Insofern könne eine Alleinerbeneinsetzung der Eheleute B nicht angenommen werden, weil der Wert der Zuwendung 13% des Gesamtnachlasses nicht übersteige. Für eine Miterbenstellung der Eheleute A spreche zunächst, dass die Erblasserin das Ehepaar A nach dem äußeren Aufbau ihres Testaments an die Spitze gesetzt habe. Hinzu komme, dass die Erblasserin dem Ehepaar A am Ende des Testaments den Rest ihres Vermögens zuwende. Das deute in die Richtung, dass die Erblasserin die Eheleute A als ihre Rechtsnachfolger in wirtschaftlicher Hinsicht betrachte. Dafür spreche weiterhin, dass die Erblasserin den Eheleuten A den weitaus größten Teil ihres Vermögens zugewendet habe, nämlich nicht nur ein Haus im Wert von 173.000 Euro, sondern zudem ihr restliches Sparvermögen, das sich auf 205.000 Euro beläuft und damit einen Wert aufweise, das den Wert jeder einzelnen Zuwendung erheblich übersteige.

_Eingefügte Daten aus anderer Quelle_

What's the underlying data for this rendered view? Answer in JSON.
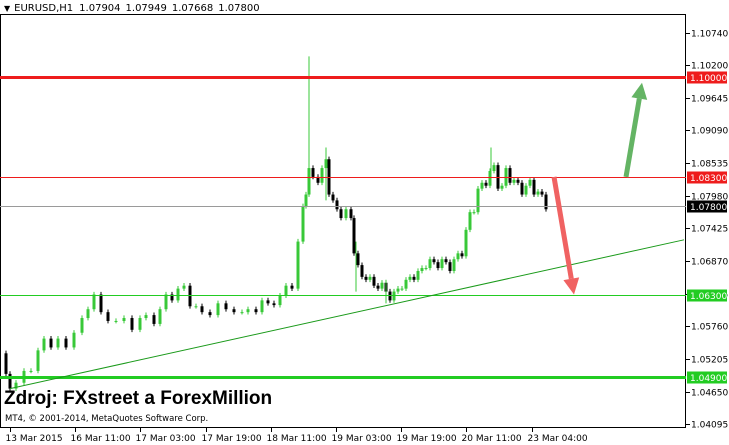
{
  "header": {
    "menu_arrow": "▼",
    "symbol": "EURUSD,H1",
    "quote": [
      "1.07904",
      "1.07949",
      "1.07668",
      "1.07800"
    ]
  },
  "watermark": {
    "source_text": "Zdroj: FXstreet a ForexMillion",
    "copyright": "MT4, © 2001-2014, MetaQuotes Software Corp."
  },
  "colors": {
    "background": "#ffffff",
    "grid": "#c8c8c8",
    "bull_candle": "#38c838",
    "bear_candle": "#000000",
    "red_line": "#ee1c1c",
    "green_line": "#22cc22",
    "trend_line": "#1a9a1a",
    "up_arrow": "#64b464",
    "down_arrow": "#f06262"
  },
  "chart_data": {
    "type": "candlestick",
    "ylim": [
      1.0403,
      1.1107
    ],
    "y_ticks": [
      "1.10740",
      "1.10200",
      "1.09645",
      "1.09090",
      "1.08535",
      "1.07980",
      "1.07425",
      "1.06870",
      "1.06315",
      "1.05760",
      "1.05205",
      "1.04650",
      "1.04095"
    ],
    "x_ticks": [
      "13 Mar 2015",
      "16 Mar 11:00",
      "17 Mar 03:00",
      "17 Mar 19:00",
      "18 Mar 11:00",
      "19 Mar 03:00",
      "19 Mar 19:00",
      "20 Mar 11:00",
      "23 Mar 04:00"
    ],
    "price_path": [
      [
        0,
        1.053,
        1.0495
      ],
      [
        4,
        1.047,
        1.045
      ],
      [
        10,
        1.048,
        1.047
      ],
      [
        18,
        1.0512,
        1.05
      ],
      [
        25,
        1.05,
        1.0485
      ],
      [
        32,
        1.0535,
        1.052
      ],
      [
        38,
        1.0575,
        1.0555
      ],
      [
        45,
        1.054,
        1.053
      ],
      [
        52,
        1.0555,
        1.0545
      ],
      [
        60,
        1.055,
        1.054
      ],
      [
        68,
        1.0565,
        1.0555
      ],
      [
        76,
        1.059,
        1.0575
      ],
      [
        82,
        1.0625,
        1.0605
      ],
      [
        88,
        1.063,
        1.061
      ],
      [
        95,
        1.06,
        1.059
      ],
      [
        102,
        1.0595,
        1.0585
      ],
      [
        110,
        1.0585,
        1.0578
      ],
      [
        118,
        1.059,
        1.058
      ],
      [
        126,
        1.0575,
        1.057
      ],
      [
        134,
        1.059,
        1.0575
      ],
      [
        140,
        1.0595,
        1.0585
      ],
      [
        148,
        1.0585,
        1.058
      ],
      [
        154,
        1.0605,
        1.0585
      ],
      [
        160,
        1.063,
        1.0615
      ],
      [
        166,
        1.0635,
        1.062
      ],
      [
        172,
        1.064,
        1.0625
      ],
      [
        178,
        1.0645,
        1.063
      ],
      [
        184,
        1.062,
        1.061
      ],
      [
        190,
        1.061,
        1.0605
      ],
      [
        196,
        1.06,
        1.06
      ],
      [
        204,
        1.06,
        1.0595
      ],
      [
        212,
        1.0615,
        1.06
      ],
      [
        220,
        1.0605,
        1.06
      ],
      [
        228,
        1.061,
        1.06
      ],
      [
        236,
        1.06,
        1.0595
      ],
      [
        242,
        1.0605,
        1.059
      ],
      [
        250,
        1.061,
        1.06
      ],
      [
        256,
        1.062,
        1.061
      ],
      [
        262,
        1.0615,
        1.0605
      ],
      [
        268,
        1.0622,
        1.0612
      ],
      [
        274,
        1.0628,
        1.0618
      ],
      [
        280,
        1.0645,
        1.0625
      ],
      [
        286,
        1.0665,
        1.064
      ],
      [
        292,
        1.072,
        1.068
      ],
      [
        297,
        1.078,
        1.074
      ],
      [
        300,
        1.082,
        1.08
      ],
      [
        303,
        1.0845,
        1.081
      ],
      [
        307,
        1.083,
        1.081
      ],
      [
        312,
        1.083,
        1.082
      ],
      [
        316,
        1.0845,
        1.0815
      ],
      [
        320,
        1.086,
        1.084
      ],
      [
        323,
        1.081,
        1.08
      ],
      [
        327,
        1.079,
        1.078
      ],
      [
        331,
        1.0775,
        1.076
      ],
      [
        335,
        1.077,
        1.076
      ],
      [
        340,
        1.0775,
        1.0765
      ],
      [
        345,
        1.076,
        1.074
      ],
      [
        348,
        1.0725,
        1.07
      ],
      [
        352,
        1.068,
        1.066
      ],
      [
        356,
        1.066,
        1.065
      ],
      [
        360,
        1.0665,
        1.0655
      ],
      [
        364,
        1.066,
        1.065
      ],
      [
        368,
        1.0645,
        1.064
      ],
      [
        372,
        1.0645,
        1.064
      ],
      [
        376,
        1.065,
        1.064
      ],
      [
        380,
        1.0635,
        1.0625
      ],
      [
        384,
        1.0625,
        1.062
      ],
      [
        388,
        1.0635,
        1.0625
      ],
      [
        392,
        1.064,
        1.0635
      ],
      [
        396,
        1.065,
        1.064
      ],
      [
        400,
        1.0655,
        1.0645
      ],
      [
        404,
        1.066,
        1.065
      ],
      [
        408,
        1.0665,
        1.0655
      ],
      [
        412,
        1.067,
        1.066
      ],
      [
        416,
        1.0675,
        1.0665
      ],
      [
        420,
        1.0685,
        1.0675
      ],
      [
        424,
        1.069,
        1.068
      ],
      [
        428,
        1.0685,
        1.0678
      ],
      [
        432,
        1.0685,
        1.0675
      ],
      [
        436,
        1.069,
        1.068
      ],
      [
        440,
        1.0685,
        1.0675
      ],
      [
        444,
        1.068,
        1.067
      ],
      [
        448,
        1.069,
        1.0675
      ],
      [
        452,
        1.07,
        1.0685
      ],
      [
        456,
        1.071,
        1.0695
      ],
      [
        460,
        1.074,
        1.071
      ],
      [
        464,
        1.077,
        1.074
      ],
      [
        468,
        1.08,
        1.077
      ],
      [
        472,
        1.081,
        1.0795
      ],
      [
        476,
        1.082,
        1.0805
      ],
      [
        480,
        1.083,
        1.0815
      ],
      [
        484,
        1.084,
        1.082
      ],
      [
        488,
        1.085,
        1.0825
      ],
      [
        492,
        1.0825,
        1.081
      ],
      [
        496,
        1.0815,
        1.0805
      ],
      [
        500,
        1.0845,
        1.0825
      ],
      [
        504,
        1.0835,
        1.082
      ],
      [
        508,
        1.0825,
        1.081
      ],
      [
        512,
        1.082,
        1.081
      ],
      [
        516,
        1.081,
        1.08
      ],
      [
        520,
        1.0815,
        1.0805
      ],
      [
        524,
        1.0825,
        1.081
      ],
      [
        528,
        1.081,
        1.08
      ],
      [
        532,
        1.0805,
        1.0795
      ],
      [
        536,
        1.08,
        1.079
      ],
      [
        540,
        1.079,
        1.0775
      ]
    ],
    "spikes": [
      [
        303,
        1.1035,
        1.082
      ],
      [
        320,
        1.088,
        1.079
      ],
      [
        350,
        1.072,
        1.0635
      ],
      [
        485,
        1.088,
        1.083
      ],
      [
        380,
        1.0655,
        1.0615
      ]
    ],
    "horizontal_levels": [
      {
        "value": 1.1,
        "label": "1.10000",
        "kind": "red",
        "thick": true
      },
      {
        "value": 1.083,
        "label": "1.08300",
        "kind": "red",
        "thick": false
      },
      {
        "value": 1.078,
        "label": "1.07800",
        "kind": "current",
        "thick": false
      },
      {
        "value": 1.063,
        "label": "1.06300",
        "kind": "green",
        "thick": false
      },
      {
        "value": 1.049,
        "label": "1.04900",
        "kind": "green",
        "thick": true
      }
    ],
    "trend_line": {
      "from": [
        10,
        1.047
      ],
      "to": [
        684,
        1.0723
      ]
    },
    "arrows": [
      {
        "kind": "up",
        "from": [
          626,
          1.083
        ],
        "to": [
          642,
          1.099
        ]
      },
      {
        "kind": "down",
        "from": [
          554,
          1.083
        ],
        "to": [
          574,
          1.063
        ]
      }
    ]
  }
}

C. Kontext der Entscheidung
Die Entscheidung des OLG München steht im Einklang mit § 2087 BGB. Nach § 2087 Abs. 1 BGB ist eine Verfügung als Erbeinsetzung anzusehen, wenn der Erblasser sein Vermögen oder einen Bruchteil davon dem Bedachten zuwendet, auch wenn er den Bedachten nicht als Erbe bezeichnet. Nach § 2087 Abs. 2 BGB ist im Zweifel nicht anzunehmen, dass der Bedachte, dem nur einzelne Gegenstände zugewendet werden, Erbe sein soll, selbst wenn er so bezeichnet wird. Es ist zu berücksichtigen, dass es sich bei § 2087 BGB um eine Zweifelsregelung handelt, die das Gericht in Bezug auf die Vermächtnisse nicht heranziehen will, weil es keine Zweifel gebe. Der Erblasserwille lasse sich insofern bereits im Wege der allgemeinen erbrechtlichen Auslegung klären.

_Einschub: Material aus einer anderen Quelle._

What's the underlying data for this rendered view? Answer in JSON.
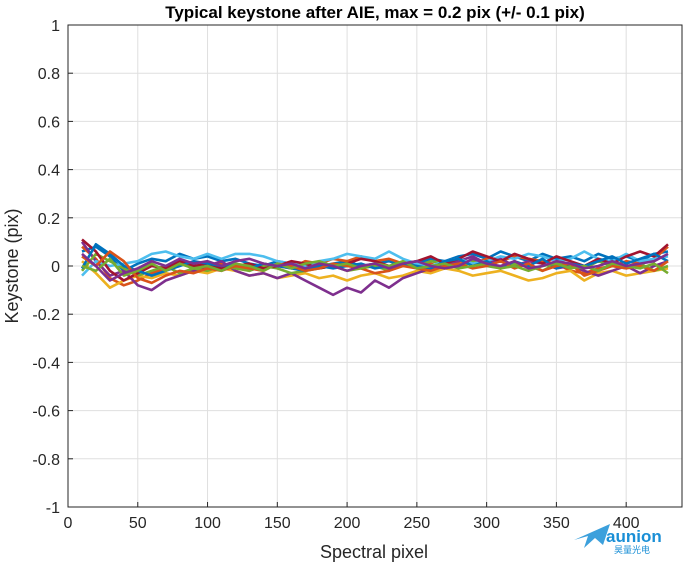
{
  "chart_data": {
    "type": "line",
    "title": "Typical keystone after AIE, max = 0.2 pix (+/- 0.1 pix)",
    "xlabel": "Spectral pixel",
    "ylabel": "Keystone (pix)",
    "xlim": [
      0,
      440
    ],
    "ylim": [
      -1,
      1
    ],
    "xticks": [
      "0",
      "50",
      "100",
      "150",
      "200",
      "250",
      "300",
      "350",
      "400"
    ],
    "yticks": [
      "-1",
      "-0.8",
      "-0.6",
      "-0.4",
      "-0.2",
      "0",
      "0.2",
      "0.4",
      "0.6",
      "0.8",
      "1"
    ],
    "xtick_values": [
      0,
      50,
      100,
      150,
      200,
      250,
      300,
      350,
      400
    ],
    "ytick_values": [
      -1,
      -0.8,
      -0.6,
      -0.4,
      -0.2,
      0,
      0.2,
      0.4,
      0.6,
      0.8,
      1
    ],
    "grid": true,
    "x": [
      10,
      20,
      30,
      40,
      50,
      60,
      70,
      80,
      90,
      100,
      110,
      120,
      130,
      140,
      150,
      160,
      170,
      180,
      190,
      200,
      210,
      220,
      230,
      240,
      250,
      260,
      270,
      280,
      290,
      300,
      310,
      320,
      330,
      340,
      350,
      360,
      370,
      380,
      390,
      400,
      410,
      420,
      430
    ],
    "series": [
      {
        "color": "#0072bd",
        "values": [
          0.06,
          0.08,
          0.04,
          -0.02,
          0.01,
          0.03,
          0.02,
          0.05,
          0.03,
          0.04,
          0.02,
          0.03,
          0.01,
          0.0,
          0.02,
          0.01,
          -0.01,
          0.0,
          0.01,
          0.02,
          0.0,
          0.01,
          0.02,
          0.0,
          0.01,
          0.03,
          0.02,
          0.04,
          0.05,
          0.03,
          0.06,
          0.04,
          0.02,
          0.05,
          0.03,
          0.04,
          0.02,
          0.05,
          0.03,
          0.04,
          0.02,
          0.05,
          0.06
        ]
      },
      {
        "color": "#d95319",
        "values": [
          0.08,
          0.03,
          -0.05,
          -0.08,
          -0.06,
          -0.03,
          -0.01,
          0.01,
          0.0,
          -0.01,
          0.01,
          0.0,
          -0.02,
          0.01,
          0.0,
          -0.01,
          0.02,
          0.01,
          0.03,
          0.02,
          0.04,
          0.02,
          0.03,
          0.01,
          0.0,
          0.01,
          -0.01,
          0.02,
          0.01,
          0.03,
          0.02,
          0.04,
          0.03,
          0.02,
          0.01,
          -0.02,
          -0.03,
          -0.01,
          0.0,
          0.02,
          0.01,
          0.03,
          0.08
        ]
      },
      {
        "color": "#edb120",
        "values": [
          0.02,
          -0.03,
          -0.09,
          -0.06,
          -0.04,
          -0.05,
          -0.03,
          -0.04,
          -0.02,
          -0.03,
          -0.01,
          -0.02,
          -0.04,
          -0.03,
          -0.05,
          -0.04,
          -0.03,
          -0.05,
          -0.04,
          -0.06,
          -0.04,
          -0.03,
          -0.05,
          -0.04,
          -0.02,
          -0.03,
          -0.01,
          -0.02,
          -0.04,
          -0.03,
          -0.02,
          -0.04,
          -0.06,
          -0.05,
          -0.03,
          -0.02,
          -0.06,
          -0.03,
          -0.02,
          -0.04,
          -0.03,
          -0.02,
          -0.01
        ]
      },
      {
        "color": "#7e2f8e",
        "values": [
          0.1,
          0.02,
          -0.04,
          -0.02,
          -0.08,
          -0.1,
          -0.06,
          -0.04,
          -0.02,
          0.0,
          0.02,
          -0.02,
          -0.04,
          -0.03,
          -0.05,
          -0.03,
          -0.06,
          -0.09,
          -0.12,
          -0.09,
          -0.11,
          -0.06,
          -0.09,
          -0.05,
          -0.03,
          -0.01,
          0.0,
          0.02,
          0.04,
          0.01,
          0.03,
          0.0,
          0.02,
          0.01,
          -0.01,
          0.0,
          -0.02,
          -0.04,
          -0.02,
          0.0,
          -0.03,
          0.0,
          0.02
        ]
      },
      {
        "color": "#77ac30",
        "values": [
          -0.02,
          0.05,
          0.02,
          -0.01,
          -0.04,
          -0.02,
          0.0,
          -0.03,
          -0.01,
          -0.02,
          0.0,
          -0.01,
          -0.02,
          0.0,
          -0.01,
          -0.03,
          -0.02,
          -0.01,
          0.0,
          -0.02,
          -0.01,
          0.0,
          -0.02,
          0.01,
          0.0,
          0.02,
          0.01,
          -0.01,
          0.02,
          0.0,
          -0.01,
          0.01,
          0.0,
          -0.02,
          0.01,
          0.0,
          -0.01,
          0.02,
          0.0,
          -0.01,
          0.01,
          -0.02,
          0.0
        ]
      },
      {
        "color": "#4dbeee",
        "values": [
          -0.04,
          0.02,
          0.0,
          0.01,
          0.02,
          0.05,
          0.06,
          0.04,
          0.03,
          0.05,
          0.03,
          0.05,
          0.05,
          0.04,
          0.02,
          0.01,
          0.0,
          0.02,
          0.03,
          0.05,
          0.04,
          0.03,
          0.06,
          0.03,
          0.01,
          0.0,
          0.02,
          0.03,
          0.01,
          0.02,
          0.04,
          0.03,
          0.05,
          0.04,
          0.02,
          0.03,
          0.06,
          0.03,
          0.02,
          0.05,
          0.02,
          0.03,
          0.04
        ]
      },
      {
        "color": "#a2142f",
        "values": [
          0.11,
          0.06,
          -0.02,
          -0.06,
          -0.03,
          0.0,
          -0.01,
          0.02,
          0.0,
          0.01,
          -0.01,
          0.0,
          0.01,
          -0.01,
          0.0,
          0.02,
          0.01,
          -0.01,
          0.0,
          0.01,
          0.03,
          0.02,
          0.0,
          0.01,
          0.02,
          0.04,
          0.01,
          0.03,
          0.06,
          0.04,
          0.02,
          0.05,
          0.03,
          0.01,
          0.04,
          0.02,
          0.0,
          0.03,
          0.01,
          0.04,
          0.06,
          0.04,
          0.09
        ]
      },
      {
        "color": "#0072bd",
        "values": [
          -0.01,
          0.09,
          0.05,
          0.0,
          -0.02,
          -0.04,
          -0.02,
          0.0,
          0.02,
          0.01,
          0.0,
          0.01,
          -0.01,
          0.01,
          0.0,
          -0.01,
          -0.02,
          0.0,
          -0.01,
          0.0,
          0.01,
          -0.01,
          0.0,
          0.01,
          0.0,
          -0.01,
          0.02,
          0.03,
          0.0,
          0.02,
          -0.01,
          0.02,
          0.0,
          0.03,
          -0.01,
          0.01,
          0.0,
          0.02,
          0.04,
          0.01,
          0.03,
          0.05,
          0.02
        ]
      },
      {
        "color": "#d95319",
        "values": [
          0.04,
          0.0,
          0.06,
          0.02,
          -0.05,
          -0.07,
          -0.04,
          -0.02,
          -0.03,
          -0.01,
          -0.02,
          0.0,
          -0.01,
          -0.02,
          0.01,
          0.0,
          -0.02,
          -0.01,
          0.01,
          0.0,
          -0.01,
          -0.03,
          -0.02,
          0.0,
          -0.01,
          -0.02,
          0.0,
          0.01,
          -0.01,
          0.0,
          0.02,
          -0.01,
          0.01,
          -0.02,
          0.0,
          0.01,
          -0.04,
          -0.02,
          0.0,
          -0.01,
          0.0,
          -0.02,
          0.02
        ]
      },
      {
        "color": "#77ac30",
        "values": [
          0.0,
          -0.02,
          0.03,
          -0.04,
          -0.02,
          0.01,
          -0.02,
          0.01,
          -0.01,
          0.0,
          -0.02,
          0.01,
          0.0,
          -0.02,
          0.01,
          -0.01,
          0.01,
          0.02,
          0.0,
          0.01,
          -0.01,
          0.01,
          0.0,
          0.02,
          -0.01,
          0.0,
          0.01,
          -0.01,
          0.0,
          0.01,
          -0.01,
          0.0,
          -0.02,
          0.0,
          0.01,
          -0.01,
          0.0,
          -0.02,
          0.01,
          0.0,
          -0.01,
          0.01,
          -0.03
        ]
      },
      {
        "color": "#7e2f8e",
        "values": [
          0.05,
          0.0,
          -0.06,
          -0.03,
          -0.01,
          0.02,
          0.0,
          0.03,
          0.01,
          0.02,
          0.0,
          0.02,
          0.03,
          0.01,
          0.0,
          0.01,
          -0.01,
          0.01,
          0.0,
          -0.02,
          0.0,
          0.01,
          -0.01,
          0.01,
          0.02,
          0.0,
          -0.01,
          0.0,
          0.03,
          0.01,
          0.0,
          0.02,
          -0.01,
          0.0,
          0.02,
          0.01,
          -0.01,
          0.0,
          0.02,
          0.0,
          0.01,
          0.02,
          0.05
        ]
      }
    ]
  },
  "watermark": {
    "brand": "aunion",
    "sub": "昊量光电",
    "color": "#1a8fd6",
    "icon": "plane-logo-icon"
  }
}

D. Auswirkungen für die Praxis
Die Ausführungen des OLG München geben klare Linien für die Auslegung von Testamenten vor, in denen die Bedeutung der Worte „erben“ bzw. „vermachen“ eine Rolle spielt. Will man dennoch mögliche Unwägbarkeiten der Auslegung vermeiden, empfiehlt es sich, präzise zwischen Erbeinsetzung und Vermächtnis zu entscheiden. Es mag dies dem anwaltlichen Praktiker wie eine Selbstverständlichkeit erscheinen. Indessen sollte man bei der Beratung von Erblassern, die beabsichtigen, ein eigenhändiges Testament zu verfassen, auch auf solche Selbstverständlichkeiten achten.

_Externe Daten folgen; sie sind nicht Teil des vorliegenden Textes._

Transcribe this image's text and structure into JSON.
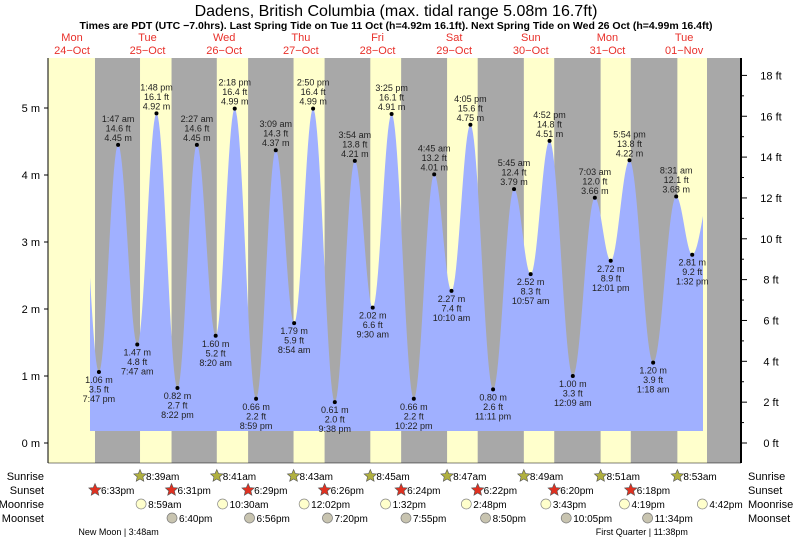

In der umgekehrten Beratungssituation, wenn potentielle Erben ein eigenhändiges Testament vorlegen, sollten – da der Vermächtnisanspruch nach § 195 BGB innerhalb von drei Jahren verjährt – in Zweifelsfällen frühzeitig verjährungshemmende Maßnahmen in Betracht gezogen werden.